"Gamma-ray emission from the Sagittarius dwarf spheroidal galaxy due to millisecond pulsars" - Crocker et al. (2022)
Alan Duffy
There is a nearby galaxy, currently being consumed by our own Milky Way, known as the Sagittarius dwarf spheroidal which is a target of NASA’s Fermi Gamma-Ray Space Telescope in the hopes of detecting a signal from the dark matter that must surround it still. The idea being that the dark matter will self-annhilate when it meets itself releasing high energy particles that ultimately decay to gamma-ray radiation.
So the scientific world was more than a little excited to see such radiation from this object, but is it caused by the dark matter? Extraordinary claims require extraordinary evidence - and after all one must rule out all the explanations before what remains, however extraordinary, can be assumed to be the case.
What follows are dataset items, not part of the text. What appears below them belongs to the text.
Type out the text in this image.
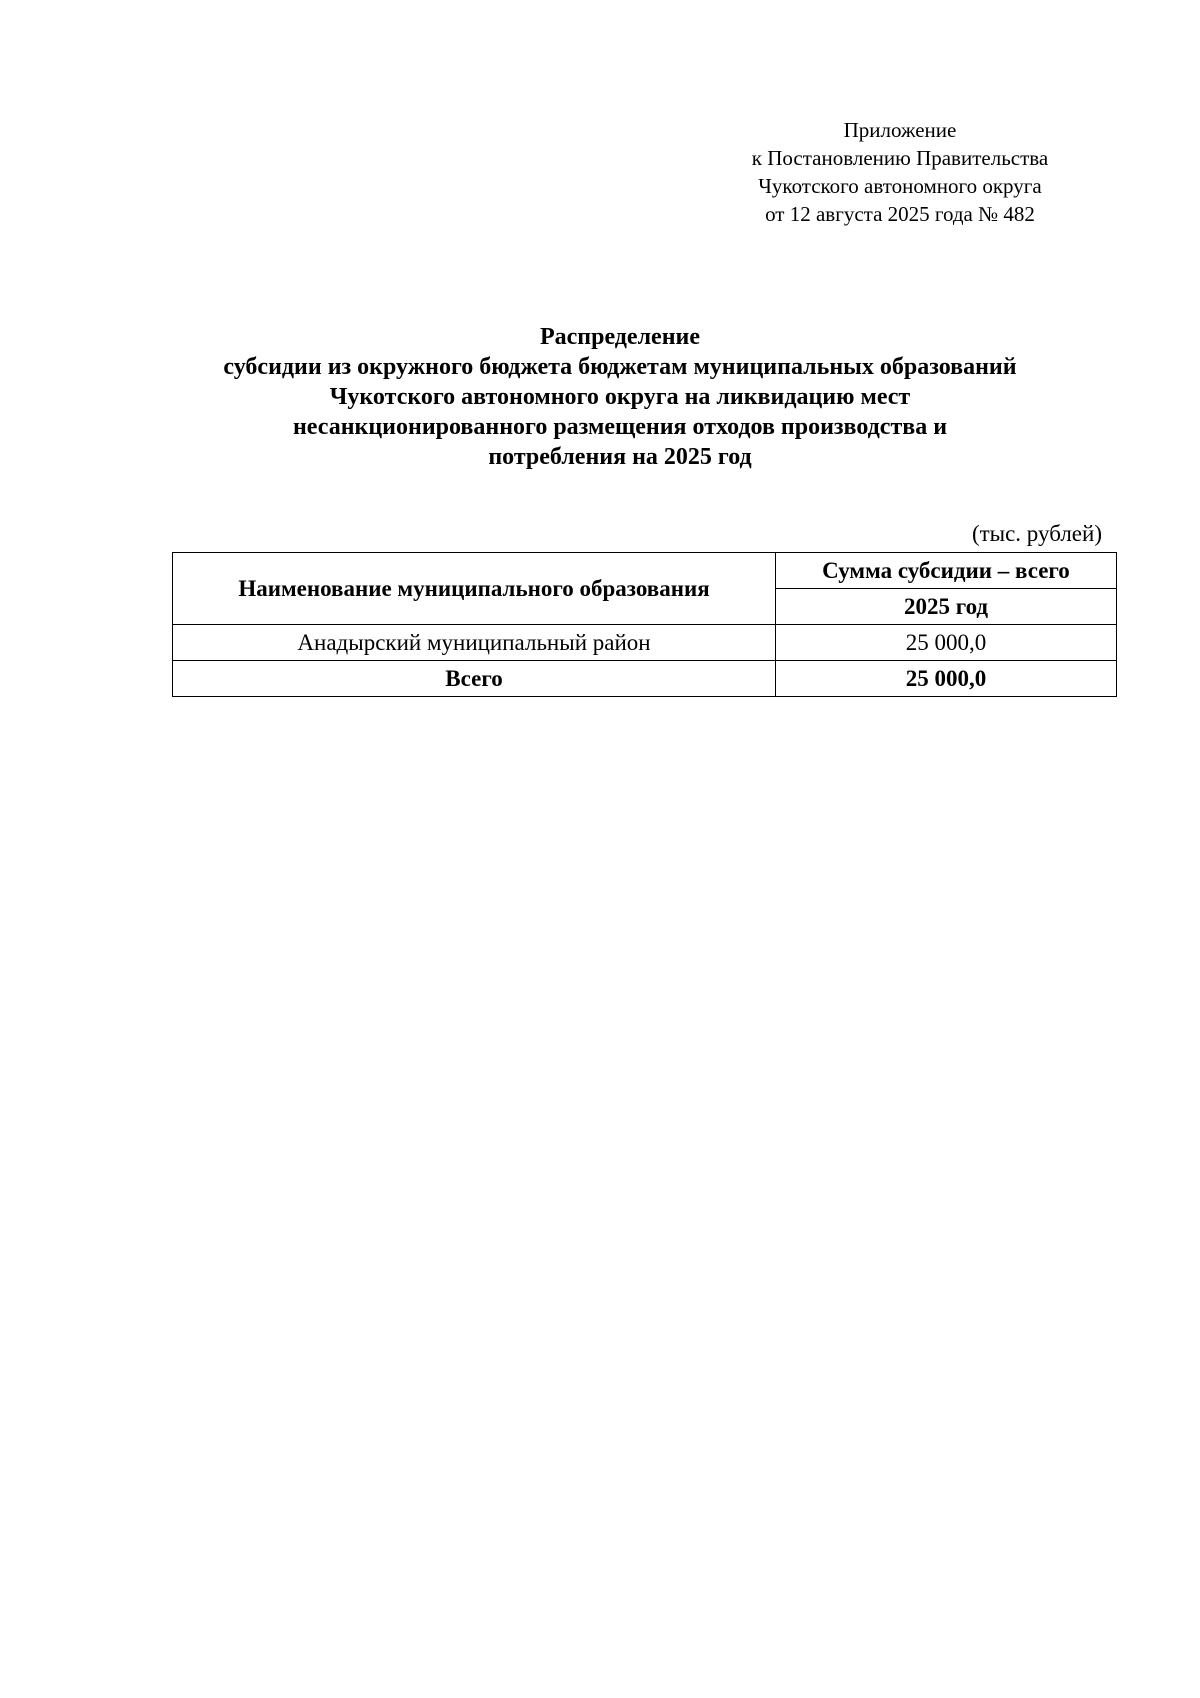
Приложение
к Постановлению Правительства
Чукотского автономного округа
от 12 августа 2025 года № 482
Распределение
субсидии из окружного бюджета бюджетам муниципальных образований
Чукотского автономного округа на ликвидацию мест
несанкционированного размещения отходов производства и
потребления на 2025 год
(тыс. рублей)
Наименование муниципального образования	Сумма субсидии – всего
	2025 год
Анадырский муниципальный район	25 000,0
Всего	25 000,0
Well one thing we do know that exists are spinning dead cores of stars (seriously how cool is that sentence?) known as millisecond pulars that emitting a lot of high energy radiation.
This work led by the ANU’s Dr Roland Crocker and an absolutely gigantic list of the best and brightest in astronomy - with my student Thomas Venville proudly holding his head high amongst such giants - explored all the evidence we had from Fermi and found that sadly the signal from these pulsars can reasonably explain this… there is a hint of more but at this stage, we must be conservative and presume that this is the case for other such signals in more distant galaxies too. The search for the dark matter signal continues!